2. Make a new XML file The XML file contains the information for how the data source behaves. Questions like “Is this data source an ensemble?” or “How far out does this data source forecast?” are answered in this file. It should be a completely new file. It can be named whatever you like, as long as the extension is .xml. The format should look like the standard.xml file in the datasources/ directory, but an example follows:

<?xml version="1.0" encoding="UTF-8" standalone="no" ?>
<sourcelist>
    <datasource name="My Data Source" observed="false" ensemble="false">
        <outlet name="My Server" url="http://www.example.com/myprofile_{date}{cycle}_{srcid}.buf" format="bufkit" >
            <time range="24" delta="1" cycle="6" offset="0" delay="2" archive="24" start="2012/04/01" end="now"/>
            <points csv="mydatasource.csv" />
        </outlet>
    </datasource>
</sourcelist>

For the outlet tag:

  • url: The URL for the profiles. The names in curly braces are special variables that SHARPpy fills in the following manner:
    • date: The current date in YYMMDD format (e.g. 150602 for 2 June 2015).

    • cycle: The current cycle hour in HHZ format (e.g. 00Z).

    • srcid: The source’s profile ID (will be filled in with the same column from the CSV file; see below).
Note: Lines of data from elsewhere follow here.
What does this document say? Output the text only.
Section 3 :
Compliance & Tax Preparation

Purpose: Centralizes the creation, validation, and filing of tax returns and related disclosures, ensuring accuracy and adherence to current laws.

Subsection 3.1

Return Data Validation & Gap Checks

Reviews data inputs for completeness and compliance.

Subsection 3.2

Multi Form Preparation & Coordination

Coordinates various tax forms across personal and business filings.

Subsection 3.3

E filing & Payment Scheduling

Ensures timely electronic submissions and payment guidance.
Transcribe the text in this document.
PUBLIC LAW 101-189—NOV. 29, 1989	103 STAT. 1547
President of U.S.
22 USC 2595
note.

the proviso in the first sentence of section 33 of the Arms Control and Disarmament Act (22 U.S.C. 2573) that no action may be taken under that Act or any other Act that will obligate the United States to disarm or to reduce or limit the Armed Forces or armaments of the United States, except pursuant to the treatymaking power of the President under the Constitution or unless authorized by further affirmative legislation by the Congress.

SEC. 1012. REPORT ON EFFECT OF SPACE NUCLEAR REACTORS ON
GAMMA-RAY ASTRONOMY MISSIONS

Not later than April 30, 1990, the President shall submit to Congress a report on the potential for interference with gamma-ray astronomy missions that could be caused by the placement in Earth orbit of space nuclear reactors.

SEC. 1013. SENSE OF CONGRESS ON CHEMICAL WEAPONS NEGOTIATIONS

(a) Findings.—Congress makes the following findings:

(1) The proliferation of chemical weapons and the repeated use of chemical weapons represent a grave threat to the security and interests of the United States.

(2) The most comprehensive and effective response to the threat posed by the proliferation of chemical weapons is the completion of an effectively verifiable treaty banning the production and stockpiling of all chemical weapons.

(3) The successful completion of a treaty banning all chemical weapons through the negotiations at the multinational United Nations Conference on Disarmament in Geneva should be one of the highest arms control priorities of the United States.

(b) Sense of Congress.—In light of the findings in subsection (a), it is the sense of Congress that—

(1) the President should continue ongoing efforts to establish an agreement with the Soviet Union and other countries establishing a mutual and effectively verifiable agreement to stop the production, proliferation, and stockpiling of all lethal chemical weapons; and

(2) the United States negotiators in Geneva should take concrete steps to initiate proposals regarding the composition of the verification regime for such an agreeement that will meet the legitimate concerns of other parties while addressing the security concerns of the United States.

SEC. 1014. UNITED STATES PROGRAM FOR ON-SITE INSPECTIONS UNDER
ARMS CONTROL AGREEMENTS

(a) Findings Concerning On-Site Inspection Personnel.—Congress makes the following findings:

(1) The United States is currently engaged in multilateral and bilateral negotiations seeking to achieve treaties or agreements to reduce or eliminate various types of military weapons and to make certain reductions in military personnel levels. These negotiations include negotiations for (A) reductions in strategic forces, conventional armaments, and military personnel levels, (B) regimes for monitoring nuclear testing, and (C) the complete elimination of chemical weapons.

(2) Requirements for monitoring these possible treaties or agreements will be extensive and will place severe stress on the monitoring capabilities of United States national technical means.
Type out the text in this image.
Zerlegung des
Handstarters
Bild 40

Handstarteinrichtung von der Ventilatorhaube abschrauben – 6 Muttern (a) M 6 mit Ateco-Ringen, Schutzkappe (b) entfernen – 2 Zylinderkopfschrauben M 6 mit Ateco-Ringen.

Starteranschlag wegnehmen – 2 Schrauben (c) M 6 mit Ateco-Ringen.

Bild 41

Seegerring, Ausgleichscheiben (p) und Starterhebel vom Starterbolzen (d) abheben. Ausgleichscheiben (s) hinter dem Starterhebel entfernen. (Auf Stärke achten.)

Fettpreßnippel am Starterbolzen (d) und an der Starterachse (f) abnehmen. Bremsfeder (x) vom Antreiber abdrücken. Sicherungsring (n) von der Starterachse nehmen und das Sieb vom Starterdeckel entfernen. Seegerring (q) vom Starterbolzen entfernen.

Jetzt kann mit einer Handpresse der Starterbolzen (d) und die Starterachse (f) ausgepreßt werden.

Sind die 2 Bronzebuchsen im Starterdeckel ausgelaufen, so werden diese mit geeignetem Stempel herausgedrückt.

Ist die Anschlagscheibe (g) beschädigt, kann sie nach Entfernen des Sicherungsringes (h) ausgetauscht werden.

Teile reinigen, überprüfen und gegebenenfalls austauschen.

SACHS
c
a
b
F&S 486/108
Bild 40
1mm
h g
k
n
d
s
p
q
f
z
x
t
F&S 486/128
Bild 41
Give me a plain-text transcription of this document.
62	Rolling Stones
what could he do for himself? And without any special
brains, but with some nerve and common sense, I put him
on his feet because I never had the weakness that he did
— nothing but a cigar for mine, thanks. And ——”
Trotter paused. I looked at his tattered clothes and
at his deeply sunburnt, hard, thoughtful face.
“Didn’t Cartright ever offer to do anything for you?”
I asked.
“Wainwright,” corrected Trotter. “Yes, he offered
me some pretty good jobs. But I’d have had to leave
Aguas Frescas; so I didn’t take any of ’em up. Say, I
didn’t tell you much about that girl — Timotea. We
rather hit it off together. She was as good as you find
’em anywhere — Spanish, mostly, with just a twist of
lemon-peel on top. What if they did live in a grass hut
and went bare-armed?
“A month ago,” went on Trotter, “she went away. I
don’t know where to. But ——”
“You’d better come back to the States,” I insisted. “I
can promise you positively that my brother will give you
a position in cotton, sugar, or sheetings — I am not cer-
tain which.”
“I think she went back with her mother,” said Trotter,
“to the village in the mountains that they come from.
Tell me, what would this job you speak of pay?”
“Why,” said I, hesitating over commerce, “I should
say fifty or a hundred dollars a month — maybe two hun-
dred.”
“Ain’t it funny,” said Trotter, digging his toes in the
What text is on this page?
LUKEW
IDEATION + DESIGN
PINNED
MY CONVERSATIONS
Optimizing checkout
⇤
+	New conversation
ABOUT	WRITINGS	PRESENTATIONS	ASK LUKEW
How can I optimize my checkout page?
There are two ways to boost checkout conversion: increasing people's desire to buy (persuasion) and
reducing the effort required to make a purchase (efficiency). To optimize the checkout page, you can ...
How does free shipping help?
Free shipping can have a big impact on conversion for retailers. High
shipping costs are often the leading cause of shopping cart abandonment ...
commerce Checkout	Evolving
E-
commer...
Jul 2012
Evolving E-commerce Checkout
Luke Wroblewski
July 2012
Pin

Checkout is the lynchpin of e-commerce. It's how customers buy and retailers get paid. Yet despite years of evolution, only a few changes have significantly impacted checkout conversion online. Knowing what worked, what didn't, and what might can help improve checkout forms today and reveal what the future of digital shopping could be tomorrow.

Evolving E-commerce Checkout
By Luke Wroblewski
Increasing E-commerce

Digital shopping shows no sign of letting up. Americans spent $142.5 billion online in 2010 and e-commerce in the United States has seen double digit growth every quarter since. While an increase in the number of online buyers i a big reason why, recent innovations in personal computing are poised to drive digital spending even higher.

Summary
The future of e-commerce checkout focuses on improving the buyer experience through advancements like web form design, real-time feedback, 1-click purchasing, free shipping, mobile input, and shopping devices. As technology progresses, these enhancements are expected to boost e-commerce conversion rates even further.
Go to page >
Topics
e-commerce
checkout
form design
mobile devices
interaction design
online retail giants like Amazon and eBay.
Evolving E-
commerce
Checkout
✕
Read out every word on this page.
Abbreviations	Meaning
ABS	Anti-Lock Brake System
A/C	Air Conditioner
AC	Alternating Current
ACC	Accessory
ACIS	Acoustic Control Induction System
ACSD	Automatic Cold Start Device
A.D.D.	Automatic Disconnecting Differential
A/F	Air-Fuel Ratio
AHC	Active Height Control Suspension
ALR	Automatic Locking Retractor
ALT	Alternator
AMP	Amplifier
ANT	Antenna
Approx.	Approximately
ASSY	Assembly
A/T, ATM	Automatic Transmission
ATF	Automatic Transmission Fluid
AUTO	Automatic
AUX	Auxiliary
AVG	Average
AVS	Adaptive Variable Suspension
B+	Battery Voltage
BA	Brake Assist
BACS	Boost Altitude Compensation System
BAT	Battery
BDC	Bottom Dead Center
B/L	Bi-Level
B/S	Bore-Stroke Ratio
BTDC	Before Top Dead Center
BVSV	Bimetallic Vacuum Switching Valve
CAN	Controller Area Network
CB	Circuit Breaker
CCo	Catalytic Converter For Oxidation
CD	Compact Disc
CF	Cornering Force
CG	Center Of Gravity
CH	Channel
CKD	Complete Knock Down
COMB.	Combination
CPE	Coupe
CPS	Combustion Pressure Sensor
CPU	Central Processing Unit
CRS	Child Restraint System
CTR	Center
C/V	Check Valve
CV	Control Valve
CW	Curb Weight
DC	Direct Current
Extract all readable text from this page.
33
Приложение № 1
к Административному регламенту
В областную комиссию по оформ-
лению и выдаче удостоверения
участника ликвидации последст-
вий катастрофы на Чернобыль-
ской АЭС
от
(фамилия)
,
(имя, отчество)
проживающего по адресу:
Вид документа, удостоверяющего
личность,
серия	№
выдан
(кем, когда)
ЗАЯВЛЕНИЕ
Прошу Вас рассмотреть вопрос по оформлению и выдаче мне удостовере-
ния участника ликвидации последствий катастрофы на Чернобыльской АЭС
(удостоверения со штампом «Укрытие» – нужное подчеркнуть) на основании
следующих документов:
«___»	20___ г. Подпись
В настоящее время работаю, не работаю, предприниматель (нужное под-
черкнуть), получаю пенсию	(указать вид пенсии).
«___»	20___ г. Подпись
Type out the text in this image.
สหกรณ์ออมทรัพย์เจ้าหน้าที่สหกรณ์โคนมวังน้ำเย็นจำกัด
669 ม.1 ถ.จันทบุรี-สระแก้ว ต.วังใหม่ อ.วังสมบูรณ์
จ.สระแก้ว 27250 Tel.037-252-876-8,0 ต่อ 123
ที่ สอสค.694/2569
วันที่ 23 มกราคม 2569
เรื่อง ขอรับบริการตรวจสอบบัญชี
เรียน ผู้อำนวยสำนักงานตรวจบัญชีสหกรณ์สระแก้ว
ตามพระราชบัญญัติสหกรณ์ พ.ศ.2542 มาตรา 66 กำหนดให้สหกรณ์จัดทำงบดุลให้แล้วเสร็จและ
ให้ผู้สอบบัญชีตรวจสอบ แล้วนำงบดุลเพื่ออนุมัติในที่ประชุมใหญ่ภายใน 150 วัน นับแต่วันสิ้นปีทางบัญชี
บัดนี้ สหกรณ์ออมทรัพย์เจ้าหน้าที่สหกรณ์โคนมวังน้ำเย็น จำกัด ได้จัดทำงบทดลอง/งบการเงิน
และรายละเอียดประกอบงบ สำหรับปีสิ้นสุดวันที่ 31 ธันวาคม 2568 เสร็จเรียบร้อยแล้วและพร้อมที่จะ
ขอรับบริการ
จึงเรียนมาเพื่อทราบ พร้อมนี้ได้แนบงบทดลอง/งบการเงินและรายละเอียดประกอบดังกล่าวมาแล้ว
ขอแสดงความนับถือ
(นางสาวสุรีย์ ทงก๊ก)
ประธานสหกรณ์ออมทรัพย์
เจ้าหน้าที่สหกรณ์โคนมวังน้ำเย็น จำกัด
    • day: The day of the data (not shown)

    • hour: the hour of the data (not shown)

    • month: the month of the data (not shown)

    • year: the year of the data (not shown)

  • name: A name for the data source outlet

  • format: The format of the data source. Currently, the only supported formats are bufkit and pecan for model profiles and spc for observed profiles. Others may be available in the future.

For the time tag:

  • range: The forecast range in hours for the data source. Observed data sources should set this to 0.

  • delta: The time step in hours between profiles. Observed data sources should set this to 0.

  • cycle: The amount of time in hours between cycles for the data source.

  • offset: The time offset in hours of the cycles from 00 UTC.

  • delay: The time delay in hours between the cycle and the data becoming available.

  • archive: The length of time in hours that data are kept on the server.

These should all be integer numbers of hours; support for sub-hourly data is forthcoming.

  • start: A start date of the data in the outlet “YYYY/MM/DD”, “now”, or “-“

  • end: A end date of the data in the outlet “YYYY/MM/DD”, “now”, or “-“

These two tags are used to grey out parts of the Calendar that is shown on the Sounding Picker. For example, a sounding archive in SHARPpy may have a start date of “1946/01/01” and an end value of “now” as the archive keeps growing. If these tags are not specified, or “-” is used for the start and end, then dates outside those available or determined by the archive value are greyed out.

3. Make a new CSV file The CSV file contains information about where your profiles are located and what the locations are called. It should look like the following:

icao,iata,synop,name,state,country,lat,lon,elev,priority,srcid
KTOP,TOP,72456,Topeka/Billard Muni,KS,US,39.08,-95.62,268,3,ktop
KFOE,FOE,,Topeka/Forbes,KS,US,38.96,-95.67,320,6,kfoe
...

The only columns that are strictly required are the lat, lon, and srcid columns. The rest must be present, but can be left empty. However, SHARPpy will use as much information as it can get to make a pretty name for the station on the picker map.

Optional

4. Run python setup.py install This will install your new data source and allow SHARPpy to find it. If the installation was successful, you should see it in the “Data Sources” drop-down menu. You should only do this step if you have edited the datasources/ directory underneath the root of the SHARPpy Github directory. If you made these modifications within the ~/.sharppy directory, you will not need to do this step.